A splitting headache: Rain splits cherries, but damage is variable

Hood River Cherries in the rain. Significant rainfall can cause cherries to swell and burst.

Photo by Adam Lapierre
Hood River Cherries in the rain. Significant rainfall can cause cherries to swell and burst.

The concerns packhouses and orchardists had regarding the weather forecast were realized late last week when early summer rains swept through the Gorge and split cherries that were ripening in many Hood River Valley orchards.

Chad Wimmers, vice president of raw product at Diamond Fruit Growers in Odell, reported Monday afternoon that Hood River County’s Bing cherries, which Diamond growers started harvesting mid last week, “took it pretty hard,” and were damaged due to the amount of precipitation that was received primarily on Thursday and Friday last week.
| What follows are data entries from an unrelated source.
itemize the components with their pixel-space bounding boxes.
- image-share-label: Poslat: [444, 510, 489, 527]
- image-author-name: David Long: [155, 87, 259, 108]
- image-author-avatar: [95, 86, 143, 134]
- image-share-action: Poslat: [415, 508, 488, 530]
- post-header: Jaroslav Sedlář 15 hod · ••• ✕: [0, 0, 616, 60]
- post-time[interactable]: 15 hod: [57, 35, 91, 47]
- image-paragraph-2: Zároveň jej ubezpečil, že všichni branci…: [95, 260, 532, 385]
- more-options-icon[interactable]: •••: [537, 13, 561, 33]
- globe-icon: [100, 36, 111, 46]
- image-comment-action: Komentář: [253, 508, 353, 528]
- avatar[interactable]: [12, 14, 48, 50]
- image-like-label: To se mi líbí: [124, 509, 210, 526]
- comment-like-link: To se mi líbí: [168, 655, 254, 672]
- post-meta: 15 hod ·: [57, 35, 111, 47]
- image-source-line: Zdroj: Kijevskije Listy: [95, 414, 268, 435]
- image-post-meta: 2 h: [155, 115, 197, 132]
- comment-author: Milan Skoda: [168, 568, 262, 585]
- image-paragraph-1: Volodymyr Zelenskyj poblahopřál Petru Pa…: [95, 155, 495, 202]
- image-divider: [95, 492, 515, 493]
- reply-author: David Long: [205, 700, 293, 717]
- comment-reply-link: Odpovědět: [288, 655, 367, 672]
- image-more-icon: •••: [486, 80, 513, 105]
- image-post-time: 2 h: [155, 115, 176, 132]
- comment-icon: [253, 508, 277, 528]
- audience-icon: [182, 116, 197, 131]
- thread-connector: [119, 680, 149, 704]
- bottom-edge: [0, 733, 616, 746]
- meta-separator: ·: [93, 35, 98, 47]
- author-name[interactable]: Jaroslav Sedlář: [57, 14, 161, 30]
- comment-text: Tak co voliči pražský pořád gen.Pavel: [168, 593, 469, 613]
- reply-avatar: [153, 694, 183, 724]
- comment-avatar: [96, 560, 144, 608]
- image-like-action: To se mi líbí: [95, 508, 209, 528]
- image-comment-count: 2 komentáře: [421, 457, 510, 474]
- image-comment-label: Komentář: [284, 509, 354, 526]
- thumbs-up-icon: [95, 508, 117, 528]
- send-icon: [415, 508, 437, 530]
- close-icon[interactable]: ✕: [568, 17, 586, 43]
Ripening cherries can swell to the point of bursting their skins if they receive too much water, making the fruit unmarketable to grocery stores or fruit stands.

However, Wimmers said later varieties that had yet to ripen, such as Lapins and Lamberts, made it through the rain comparatively unscathed, which has created wide-ranging damage percentages.

“We can see anything from 0 percent [damage] on some varieties on up to 65 and 70 percent and those you have to walk away from,” he explained. “There are some guys who are throwing in the towel.”

Dana Branson, administrator at the Oregon Sweet Cherry Commission, said her own cherry orchard, located on Reed Road in Hood River, sustained enough damage that she might decide to leave the rest of the crop on the trees. Most of the orchard’s 14 acres are planted with Rainiers, which she reported are softer and are more susceptible to cosmetic flaws.

Branson estimated she had not quite half her crop picked and either might leave the rest or try and salvage some on her own. After paying for labor and packing, Branson suspected the effort wouldn’t be worth the cost due to the damage to the cherries.

“By the time you do all that, your return’s not good enough,” she explained. “It’s not worth it.”

Wimmers said most of the damage to the cherries has been caused by splitting on their sides and stem bowls and he expected that, “we can see some sunburn and some softness,” due to temperatures that were forecast to rise to the mid-90s on Tuesday.

Despite the bad luck with the weather, Wimmers reported this cherry season was “a good year as far as flavor and quality,” and there were “still a lot of cherries up in the valley.” He estimated about 30 percent or more of the Bing crop was “in the barn.”

Last year, in the midst of the Bing harvest, orchards were hit with intermittent rain and then heat for several days, which severely split the cherry crop, with the majority of orchards seeing upwards of half their fruit split. Wimmers said this time around, the splitting wasn’t as great and less fruit would have to be culled.

“We’re certainly in better shape than last year,” he said. “We’re alright.”